まずこの構成をLean4で書いてみましょう。Gは与えられたものとします。n+1 bitを$(b_i, x_i)$に分割する部分、ループさせてできた1bitを拾い集める部分、拾い集めたbit列をG'の出力とする部分と考えると以下のようになります。

 

/-- n+1 bitを1 bitのbiとn bitのxiに分割する関数 -/
def split_next (v : BitVec (n + 1)) : BitVec 1 × BitVec n :=
  let v_aligned : BitVec (1 + n) := v.cast (by omega)
  let p := bitvec_equiv 1 n v_aligned
  (p.1, p.2)

/-- Gを繰り返し適用してループさせる部分とbiを拾い集める部分 -/
def G_ext (G : BitVec n → BitVec (n + 1)) : (L : ℕ) → BitVec n → BitVec L
  | 0, _ => BitVec.zero 0
  | l + 1, s =>
    let res := G s
    let (bit, s_next) := split_next res
    bit ++ G_ext G l s_next |>.cast (by omega)

/-- 拾い集めたビット列をG'の出力にする部分 -/
def G' (G : BitVec n → BitVec (n + 1)) (L : ℕ) (s : BitVec n) : BitVec L :=
  G_ext G L s

これらの関数は適当なGを与えれば実行な関数として定義されています。

 

GやG'が準備できたので定理4.1をLean4で形式化することができます。こんな感じになります。
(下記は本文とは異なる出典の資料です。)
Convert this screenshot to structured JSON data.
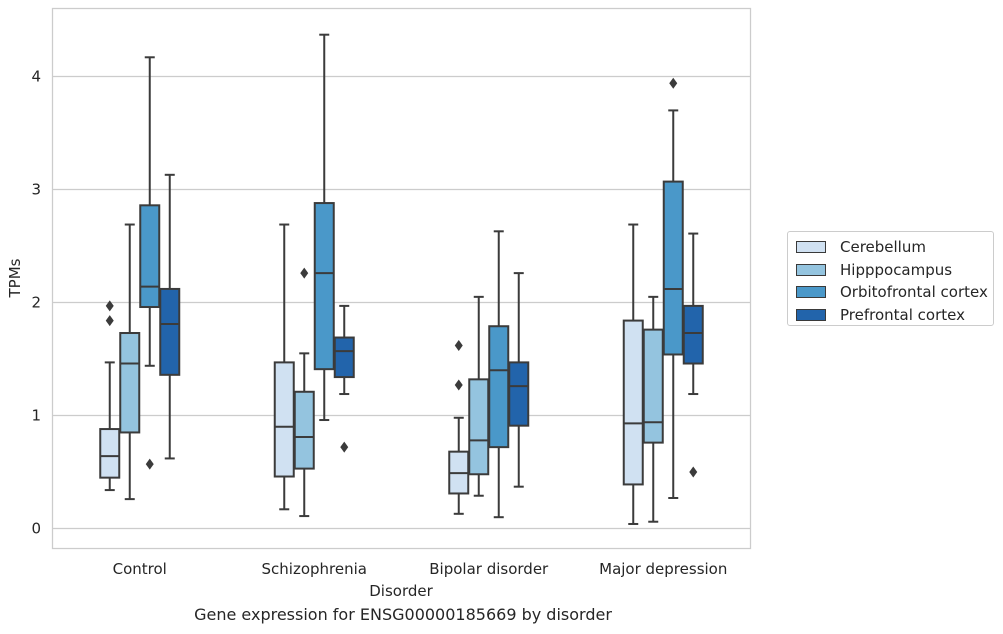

theorem PRG_Sequential_Extension
    (n L : ℕ) (hL : L > 0)
    (G : BitVec n → BitVec (n + 1))
    (t : ℕ) (ε : NNReal) (cost_G : ℕ)
    (h_G_secure : DistIndistinguishable ( (U n).map G ) (U (n + 1)) (t + L * cost_G) (ε / L)) :
    DistIndistinguishable ( (U n).map (G' G L) ) (U L) t ε := by

DistIndistiguishableは2つの確率分布が計算量的に識別できない、ということを表す命題でした。(U n)はn bitの一様分布でした。したがって仮定にあるh_G_secureはGの入力がn bitの一様分布であるとき、その出力の分布はn+1 bitの一様分布と計算量的に識別できない、と読むことができます。まさにGは1 bit伸ばしの疑似ランダム生成器、という仮定です。

 

そして結論部分ではG' (= G' G L)の入力がn bitの一様分布であるとき、G'の出力はL bitの一様分布と区別できないと読むことができます。まさに関数G'はL bit出力の疑似ランダム生成器という結論です。

 

計算量のパラメータの部分も含めて定理4.1と完全に対応していることが分かります。